Hi again, Thank you for updating and quick response. now I have a problem I believe with BWA MEM, do you happen to know where this problem originates from?

(HMM) ro:~/RepeatHMM-master/bin$ python repeatHMM.py FASTQinput --fastq SRR5363334.fastq --repeatName atn1 The following options are used (included default): BWAMEMOptions ( -k8 -W8 -r7 ); CompRep (0); MatchInfo ([3, -2, -2, -15, -1]); MaxRep (4000); MinSup (5); Patternfile (None); RepeatTime (5); SeqTech (None); SplitAndReAlign (1); TRFOptions (2_7_4_80_10_100); Tolerate_mismatch (None); UserDefinedUniqID (None); align (align/); emissionm (None); hg (hg38); hgfile (mhgversion//hg38.fa); hmm_del_rate (0.02); hmm_insert_rate (0.12); hmm_sub_rate (0.02); isGapCorrection (1); minRepBWTSize (70); minTailSize (70); outlog (2); repeatFlankLength (30); repeatName (atn1); specifiedRepeatInfo (///////); stsBasedFolder (reference_sts/); transitionm (None);

           align    (align/);
analysis_file_id    (_GapCorrection1_FlankLength30_SplitAndReAlign1_2_7_4_80_10_100_hg38_comp_I0.120_D0.020_S0.020);
       fastafile    (SRR5363334.fastq);
  unique_file_id    (.gmm_GapCorrection1_FlankLength30_SplitAndReAlign1_2_7_4_80_10_100_hg38_comp_I0.120_D0.020_S0.020);

[E::bwa_idx_load_from_disk] fail to locate the index files [main_samview] region "chr12:6935717-6937773" specifies an unknown reference name. Continue anyway. [main_samview] region "12:6935717-6937773" specifies an unknown reference name. Continue anyway. ERROR None detection (sp) atn1 ['chr12', 6936717, 6936773, 'CAG', '+10', '6-35:49-88', ''] p2sp end---running time0 mem61

for output

atn1

The result is in logfq/RepFQ_atn1.gmm_GapCorrection1_FlankLength30_SplitAndReAlign1_2_7_4_80_10_100_hg38_comp_I0.120_D0.020_S0.020.log

rrazaghi commented 6 years ago

another question: is option --repeatName all not functional at the moment?

Thank you

liuqianhn commented 6 years ago

Hi @rrazaghi

  1. May I know whether you have indexed the reference genome? such as "bwa index your-genome or samtools faidx your-genome"? I suggest you do both to void potential errors.

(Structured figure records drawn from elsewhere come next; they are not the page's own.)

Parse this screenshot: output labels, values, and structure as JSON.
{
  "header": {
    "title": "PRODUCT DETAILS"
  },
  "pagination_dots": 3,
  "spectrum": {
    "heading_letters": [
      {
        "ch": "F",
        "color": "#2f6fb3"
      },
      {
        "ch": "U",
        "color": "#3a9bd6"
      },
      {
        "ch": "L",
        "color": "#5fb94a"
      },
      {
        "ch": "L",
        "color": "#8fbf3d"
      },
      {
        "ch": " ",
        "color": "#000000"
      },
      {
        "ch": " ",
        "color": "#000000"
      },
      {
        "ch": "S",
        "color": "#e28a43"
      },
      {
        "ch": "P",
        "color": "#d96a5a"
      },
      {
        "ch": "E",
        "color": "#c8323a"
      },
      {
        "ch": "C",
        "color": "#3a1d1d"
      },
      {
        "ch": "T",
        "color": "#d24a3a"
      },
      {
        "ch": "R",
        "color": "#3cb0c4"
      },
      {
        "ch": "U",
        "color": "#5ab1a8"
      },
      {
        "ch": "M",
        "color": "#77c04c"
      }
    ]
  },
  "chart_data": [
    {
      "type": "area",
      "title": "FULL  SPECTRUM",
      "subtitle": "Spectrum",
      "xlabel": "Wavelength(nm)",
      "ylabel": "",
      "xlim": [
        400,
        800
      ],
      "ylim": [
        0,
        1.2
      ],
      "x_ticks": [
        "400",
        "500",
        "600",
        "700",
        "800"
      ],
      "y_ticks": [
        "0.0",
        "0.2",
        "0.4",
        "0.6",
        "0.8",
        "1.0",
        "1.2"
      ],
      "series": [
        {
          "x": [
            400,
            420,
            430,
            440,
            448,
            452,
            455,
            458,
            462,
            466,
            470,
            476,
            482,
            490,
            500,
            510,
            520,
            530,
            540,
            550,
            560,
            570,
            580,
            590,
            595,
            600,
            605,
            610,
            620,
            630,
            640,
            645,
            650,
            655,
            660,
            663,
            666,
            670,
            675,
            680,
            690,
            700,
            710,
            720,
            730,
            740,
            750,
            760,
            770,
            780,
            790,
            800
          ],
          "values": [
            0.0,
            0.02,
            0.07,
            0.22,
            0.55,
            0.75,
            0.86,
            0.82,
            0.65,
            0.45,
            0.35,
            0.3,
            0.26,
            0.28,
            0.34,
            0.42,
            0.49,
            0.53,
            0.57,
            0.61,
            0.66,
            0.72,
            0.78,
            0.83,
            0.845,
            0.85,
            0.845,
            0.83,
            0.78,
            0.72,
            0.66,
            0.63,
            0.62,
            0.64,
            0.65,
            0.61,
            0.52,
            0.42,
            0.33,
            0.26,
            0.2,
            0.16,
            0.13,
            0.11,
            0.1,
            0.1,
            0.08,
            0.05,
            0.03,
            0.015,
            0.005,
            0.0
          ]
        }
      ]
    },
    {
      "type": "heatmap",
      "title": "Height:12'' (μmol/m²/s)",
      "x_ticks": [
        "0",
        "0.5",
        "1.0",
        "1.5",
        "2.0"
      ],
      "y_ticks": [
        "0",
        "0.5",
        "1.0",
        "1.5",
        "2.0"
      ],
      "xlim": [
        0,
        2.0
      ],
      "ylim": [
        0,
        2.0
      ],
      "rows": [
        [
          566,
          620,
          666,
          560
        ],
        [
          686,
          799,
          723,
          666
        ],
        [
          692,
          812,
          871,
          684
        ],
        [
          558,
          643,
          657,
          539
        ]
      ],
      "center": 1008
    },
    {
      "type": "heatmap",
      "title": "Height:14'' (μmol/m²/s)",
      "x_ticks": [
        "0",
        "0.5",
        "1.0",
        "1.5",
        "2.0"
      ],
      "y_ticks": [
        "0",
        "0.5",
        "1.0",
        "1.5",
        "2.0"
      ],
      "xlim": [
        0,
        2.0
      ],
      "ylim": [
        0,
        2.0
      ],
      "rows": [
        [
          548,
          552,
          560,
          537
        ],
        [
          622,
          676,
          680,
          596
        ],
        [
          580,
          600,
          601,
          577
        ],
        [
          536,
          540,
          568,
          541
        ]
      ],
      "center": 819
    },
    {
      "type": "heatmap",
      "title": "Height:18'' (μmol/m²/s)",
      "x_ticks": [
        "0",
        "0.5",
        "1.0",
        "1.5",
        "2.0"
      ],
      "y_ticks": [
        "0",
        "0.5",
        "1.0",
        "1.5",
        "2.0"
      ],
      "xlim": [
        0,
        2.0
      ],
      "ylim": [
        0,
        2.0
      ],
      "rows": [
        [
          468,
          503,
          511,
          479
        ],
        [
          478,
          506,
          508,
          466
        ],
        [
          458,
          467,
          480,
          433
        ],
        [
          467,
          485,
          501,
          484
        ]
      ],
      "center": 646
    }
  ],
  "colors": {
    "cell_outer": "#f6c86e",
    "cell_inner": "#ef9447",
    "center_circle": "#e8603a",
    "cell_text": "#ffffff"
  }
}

  2. "--repeatName": only those in "bin/reference_sts/hg/hg.predefined.pa" could be used now, here "*" could be 19 or 38. But you can append other repeat information with a name as you wish in the ".pa" file, or simply using '--UserDefinedRepeat' to specify the repeat which you are interested in.

liuqianhn commented 6 years ago

Hi @rrazaghi , I am going to close this issue. Please re-open it or create a new issue if you have issues to run RepeatHMM.